(May 7, 2019) — UTSA criminal justice professor Megan Bears Augustyn has spearheaded a pilot program to fight child abuse in collaboration with the Family Service Association of San Antonio and San Antonio City Council District 5.
In 2017, the San Antonio City Council approved a District 5 (78207) proposal for funds to implement the Promotoras program, which aims to address the high prevalence of child maltreatment in the district. Child Protective Services (CPS) referrals are higher in District 5 than in any of San Antonio’s other nine city council districts.
Research indicates that child maltreatment is a risk factor for poor emotional health. It also leads to behaviors that cause health risks and to substance use, homelessness and behavioral challenges in adolescents. Industry research identifies four types of child maltreatment: physical abuse, sexual abuse, emotional abuse (psychological abuse) and neglect.

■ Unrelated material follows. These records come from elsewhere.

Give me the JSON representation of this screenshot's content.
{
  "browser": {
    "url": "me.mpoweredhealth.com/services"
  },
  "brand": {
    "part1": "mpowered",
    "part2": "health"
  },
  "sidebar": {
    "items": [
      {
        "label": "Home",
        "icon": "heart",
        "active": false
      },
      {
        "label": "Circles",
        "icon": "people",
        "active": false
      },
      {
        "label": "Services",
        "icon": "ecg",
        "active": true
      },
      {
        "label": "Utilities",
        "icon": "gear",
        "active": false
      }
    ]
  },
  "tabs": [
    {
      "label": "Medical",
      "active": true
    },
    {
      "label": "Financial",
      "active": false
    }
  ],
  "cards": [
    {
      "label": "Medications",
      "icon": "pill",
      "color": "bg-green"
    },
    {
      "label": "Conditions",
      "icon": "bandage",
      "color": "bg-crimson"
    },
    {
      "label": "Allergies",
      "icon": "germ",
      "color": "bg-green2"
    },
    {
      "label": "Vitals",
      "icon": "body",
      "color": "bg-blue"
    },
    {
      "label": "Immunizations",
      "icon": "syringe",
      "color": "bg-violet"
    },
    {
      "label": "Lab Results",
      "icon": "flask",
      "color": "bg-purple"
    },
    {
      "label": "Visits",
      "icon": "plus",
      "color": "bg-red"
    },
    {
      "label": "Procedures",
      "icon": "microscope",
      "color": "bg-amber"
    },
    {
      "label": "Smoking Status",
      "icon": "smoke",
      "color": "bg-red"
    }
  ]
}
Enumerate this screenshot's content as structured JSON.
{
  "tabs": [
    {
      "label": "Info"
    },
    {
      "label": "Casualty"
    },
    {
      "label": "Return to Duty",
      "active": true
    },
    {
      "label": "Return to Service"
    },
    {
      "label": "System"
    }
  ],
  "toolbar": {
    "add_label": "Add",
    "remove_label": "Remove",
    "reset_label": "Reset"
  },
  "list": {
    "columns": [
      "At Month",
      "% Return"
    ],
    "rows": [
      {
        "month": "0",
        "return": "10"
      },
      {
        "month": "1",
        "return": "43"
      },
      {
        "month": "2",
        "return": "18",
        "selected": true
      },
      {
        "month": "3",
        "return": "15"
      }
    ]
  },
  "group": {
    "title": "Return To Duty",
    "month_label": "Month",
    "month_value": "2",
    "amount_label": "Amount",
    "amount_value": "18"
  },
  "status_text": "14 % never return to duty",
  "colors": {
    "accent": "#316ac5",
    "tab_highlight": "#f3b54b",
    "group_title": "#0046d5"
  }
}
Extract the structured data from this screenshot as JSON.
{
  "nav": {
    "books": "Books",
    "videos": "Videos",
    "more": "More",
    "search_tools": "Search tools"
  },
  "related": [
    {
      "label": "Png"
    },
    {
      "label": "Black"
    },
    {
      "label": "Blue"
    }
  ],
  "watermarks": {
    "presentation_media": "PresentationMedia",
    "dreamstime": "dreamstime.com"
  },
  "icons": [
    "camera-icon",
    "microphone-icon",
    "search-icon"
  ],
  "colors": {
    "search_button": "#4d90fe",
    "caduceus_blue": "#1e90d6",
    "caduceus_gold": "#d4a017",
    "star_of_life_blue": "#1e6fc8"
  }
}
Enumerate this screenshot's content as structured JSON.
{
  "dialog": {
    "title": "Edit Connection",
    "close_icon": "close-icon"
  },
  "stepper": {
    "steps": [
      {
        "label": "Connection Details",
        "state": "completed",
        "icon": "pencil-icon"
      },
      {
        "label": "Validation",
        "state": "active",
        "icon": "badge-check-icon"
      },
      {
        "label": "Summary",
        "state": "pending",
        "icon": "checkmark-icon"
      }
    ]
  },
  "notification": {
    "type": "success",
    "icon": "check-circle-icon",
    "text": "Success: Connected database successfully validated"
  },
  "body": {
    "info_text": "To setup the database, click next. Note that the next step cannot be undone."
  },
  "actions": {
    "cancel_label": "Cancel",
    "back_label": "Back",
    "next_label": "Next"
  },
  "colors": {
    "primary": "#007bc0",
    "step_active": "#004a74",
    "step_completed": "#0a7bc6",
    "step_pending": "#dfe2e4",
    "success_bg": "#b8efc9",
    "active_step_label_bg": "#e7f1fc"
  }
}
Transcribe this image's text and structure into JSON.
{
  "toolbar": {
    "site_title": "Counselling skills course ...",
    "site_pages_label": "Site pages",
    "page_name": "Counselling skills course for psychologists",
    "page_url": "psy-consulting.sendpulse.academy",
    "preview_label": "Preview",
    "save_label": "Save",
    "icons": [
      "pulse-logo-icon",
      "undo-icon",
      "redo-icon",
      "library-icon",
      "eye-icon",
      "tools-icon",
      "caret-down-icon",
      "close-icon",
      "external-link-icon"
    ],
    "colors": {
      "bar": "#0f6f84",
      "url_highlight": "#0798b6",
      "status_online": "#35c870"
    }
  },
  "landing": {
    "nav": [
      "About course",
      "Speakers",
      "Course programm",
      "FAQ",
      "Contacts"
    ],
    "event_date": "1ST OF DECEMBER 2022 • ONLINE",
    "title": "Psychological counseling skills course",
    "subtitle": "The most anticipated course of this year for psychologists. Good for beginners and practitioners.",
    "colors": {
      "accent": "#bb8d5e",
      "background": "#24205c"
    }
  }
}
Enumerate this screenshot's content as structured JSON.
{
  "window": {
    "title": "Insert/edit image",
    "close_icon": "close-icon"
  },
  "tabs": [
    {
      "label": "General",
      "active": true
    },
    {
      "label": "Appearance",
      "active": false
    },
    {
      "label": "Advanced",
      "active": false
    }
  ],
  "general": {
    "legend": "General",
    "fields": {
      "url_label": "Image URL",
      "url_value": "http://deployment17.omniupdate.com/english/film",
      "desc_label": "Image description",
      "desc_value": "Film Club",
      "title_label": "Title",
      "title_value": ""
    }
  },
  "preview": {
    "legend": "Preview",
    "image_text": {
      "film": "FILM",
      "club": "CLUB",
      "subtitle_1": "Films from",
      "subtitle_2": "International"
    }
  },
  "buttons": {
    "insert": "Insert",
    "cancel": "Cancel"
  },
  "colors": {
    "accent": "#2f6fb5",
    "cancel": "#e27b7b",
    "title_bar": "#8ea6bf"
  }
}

Child maltreatment is also a factor in crimes committed by youth and in the perpetration of child abuse from one generation to the next. In 2015 alone, child maltreatment cases cost the nation nearly $430 billion dollars.
UTSA’s Promotoras training program aims to increase the number of community health workers serving at-risk families in District 5 to reduce the prevalence of child maltreatment. Promotoras worked with pregnant teenagers from Lanier High School and referred families with an unofficial report of child maltreatment.
In consultation with the Alamo Colleges, Promotoras provided the pilot program’s Community Health Worker training and certification. Program participants completed 11 weeks of training provided by employees of Family Service and Fernando Martinez, instructor at the Alamo Colleges.
Participants of the training program expanded their knowledge of appropriate parenting behaviors for young children. In all, (how many) completed the program to receive the classification of Promotora, a certified community health care worker, with a specialized focus on child maltreatment prevention and assistance.
Those graduates, employees of Family Service Association of San Antonio, have now gone on to serve 43 families.